Hall has organized the annual 416 Toronto Creative Improvisers Festival since 2001. Guests from the 514 area code were welcomed last year, with Montreal turntablist Martin Tétreault’s sounds most unique. Live 33 45 78 (Ambiances Magnétiques AM 191 CD www.actuelle.com), a duo with Berlin-based turntablist Ignaz Schick, provides examples of these jangling and ratcheting textures. Unlike hip-hoppers who use LPs to insert song snatches or scratch beats, the Canadian-German duo manipulate tone-arms and cartridges as additional sound sources, while pummelling electrified surfaces for distinctive timbres. In two suites they mix granulated rubs and rattles, sharp rugged smacks and motorized rasps with beneath-hearing-level clatter and hisses to reveal textures ranging from stallion-like whinnies to forte ostinatos replicating a dentist’s drill. By the climax of Cave 12 they create a double-counterpoint showcase. The piece weaves vinyl needle rips, frenzied buzzes, static vibrating, video-game-like clanking and near-human cries into a neat package of harmonic interface, as multi-textural as it is percussive.
Pierre-Yves Martel and Philippe Lauzier also mix electro and acoustic timbres – and more – on their CD Sainct Laurens (&records 06 www.etrecords.net). Although Montrealer Lauzier confines himself to saxophone and bass clarinet, Martel, who lives in Montreal and Paris, suggests 17th Century music at points, since he plays the viola da gamba. He’s thoroughly modern elsewhere, preparing his instrument with speakers, contact mics and radios. The nine tracks range from lyrical showcases where Lauzier’s wide woodwind warbles brush up against sympathetic Renaissance-styled string vibrations; to abrasive and gritty scrapes, squeaks and flanges from Martel’s extended strings that contrast with intense, horizontal split-tones from the saxophonist. Defiantly multiphonic, the most characteristic track is Adda. It matches altissimo bass clarinet squeals with animal-like burrowing scratches plus droning oscillations from the plectrumist. Swelling into a cornucopia of stifled reed split tones and pinched string buzzes, the piece rends the sound space with both high and low-pitches before the distinctive parts meld.

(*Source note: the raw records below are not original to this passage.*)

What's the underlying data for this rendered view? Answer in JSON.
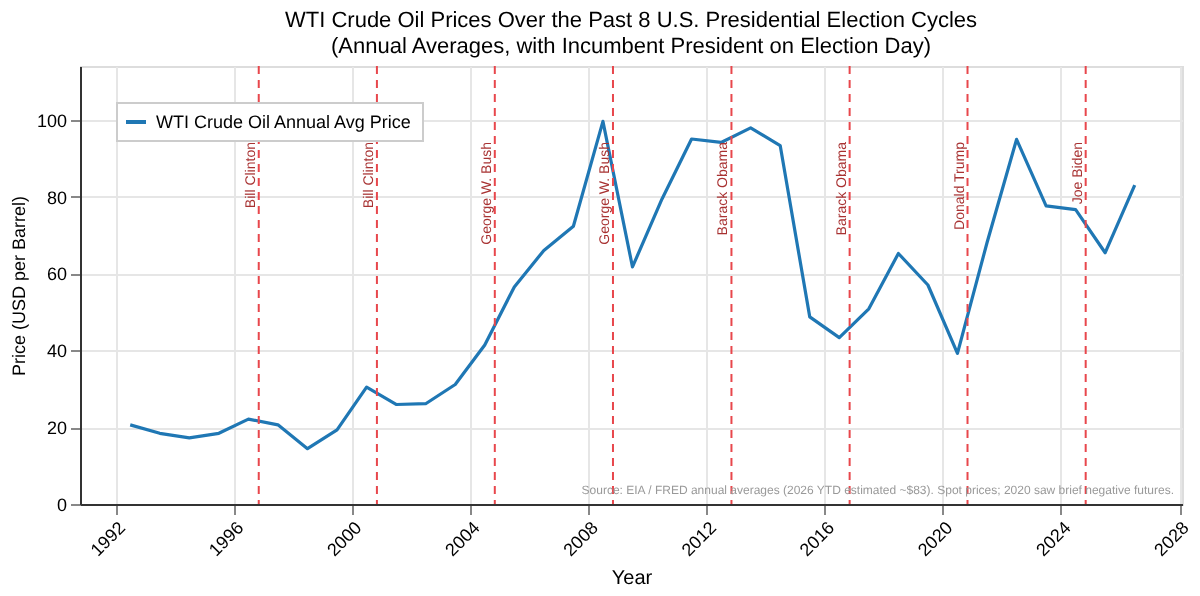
{
  "chart_data": {
    "type": "line",
    "title": "WTI Crude Oil Prices Over the Past 8 U.S. Presidential Election Cycles\n(Annual Averages, with Incumbent President on Election Day)",
    "xlabel": "Year",
    "ylabel": "Price (USD per Barrel)",
    "x": [
      1992.5,
      1993.5,
      1994.5,
      1995.5,
      1996.5,
      1997.5,
      1998.5,
      1999.5,
      2000.5,
      2001.5,
      2002.5,
      2003.5,
      2004.5,
      2005.5,
      2006.5,
      2007.5,
      2008.5,
      2009.5,
      2010.5,
      2011.5,
      2012.5,
      2013.5,
      2014.5,
      2015.5,
      2016.5,
      2017.5,
      2018.5,
      2019.5,
      2020.5,
      2021.5,
      2022.5,
      2023.5,
      2024.5,
      2025.5,
      2026.5
    ],
    "series": [
      {
        "name": "WTI Crude Oil Annual Avg Price",
        "color": "#1f77b4",
        "values": [
          20.6,
          18.4,
          17.2,
          18.4,
          22.1,
          20.6,
          14.4,
          19.3,
          30.4,
          25.9,
          26.1,
          31.1,
          41.4,
          56.5,
          66.0,
          72.3,
          99.6,
          61.7,
          79.4,
          95.0,
          94.1,
          97.9,
          93.3,
          48.7,
          43.3,
          50.8,
          65.2,
          57.0,
          39.2,
          68.0,
          94.9,
          77.6,
          76.6,
          65.4,
          83.0
        ]
      }
    ],
    "xlim": [
      1990.8,
      2028.1
    ],
    "ylim": [
      0,
      114
    ],
    "xticks": [
      1992,
      1996,
      2000,
      2004,
      2008,
      2012,
      2016,
      2020,
      2024,
      2028
    ],
    "yticks": [
      0,
      20,
      40,
      60,
      80,
      100
    ],
    "ref_lines": [
      {
        "axis": "x",
        "value": 1996.85,
        "label": "Bill Clinton",
        "color": "#e8474c",
        "line_style": "dashed"
      },
      {
        "axis": "x",
        "value": 2000.85,
        "label": "Bill Clinton",
        "color": "#e8474c",
        "line_style": "dashed"
      },
      {
        "axis": "x",
        "value": 2004.84,
        "label": "George W. Bush",
        "color": "#e8474c",
        "line_style": "dashed"
      },
      {
        "axis": "x",
        "value": 2008.84,
        "label": "George W. Bush",
        "color": "#e8474c",
        "line_style": "dashed"
      },
      {
        "axis": "x",
        "value": 2012.85,
        "label": "Barack Obama",
        "color": "#e8474c",
        "line_style": "dashed"
      },
      {
        "axis": "x",
        "value": 2016.85,
        "label": "Barack Obama",
        "color": "#e8474c",
        "line_style": "dashed"
      },
      {
        "axis": "x",
        "value": 2020.84,
        "label": "Donald Trump",
        "color": "#e8474c",
        "line_style": "dashed"
      },
      {
        "axis": "x",
        "value": 2024.84,
        "label": "Joe Biden",
        "color": "#e8474c",
        "line_style": "dashed"
      }
    ],
    "annotations": [
      "Source: EIA / FRED annual averages (2026 YTD estimated ~$83). Spot prices; 2020 saw brief negative futures."
    ],
    "grid": true,
    "legend": "top left",
    "marker": "none",
    "line_style": "solid"
  }
}
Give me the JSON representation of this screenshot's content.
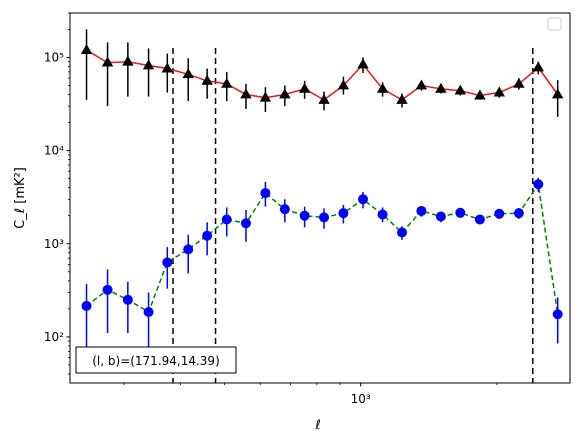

Saxophonist Michael Blake’s and drummer Kresten Osgood’s Control This (Clean Feed CF 136 CD www.cleanfeedrecords.com) has a characteristic track as well, which is as post-modern as it is traditional. Duke Ellington’s Creole Love Call is re-imagined by the Copenhagen-based percussionist’s hand-drummed ruffs, flams and back-beat bounces complementing overdubbed soprano, alto and tenor saxophone timbres from the Vancouverite-turned New Yorker. Layering his output so each reed is distinctively harmonized – and simultaneously in focus – Blake’s overall thematic variation is grainy and tough, with one horn honking, another mellow and the third always in the altissimo range. Reed work on others of the seven tracks ranges from breathy and romantic to flat-line flutters to jolly dance-like, as Osgood’s patterning encompasses bass drum whaps and cymbal rattles. In sync throughout on Elephants are Afraid of Mice, the two demonstrate how the drummer’s rim shots and press rolls don’t disrupt, but extend Blake’s variants which encompass spetrofluctuation and body-tube echoes on soprano plus dense repeated tenor saxophone trills.
Two can be the most accommodating number in music as these discs prove.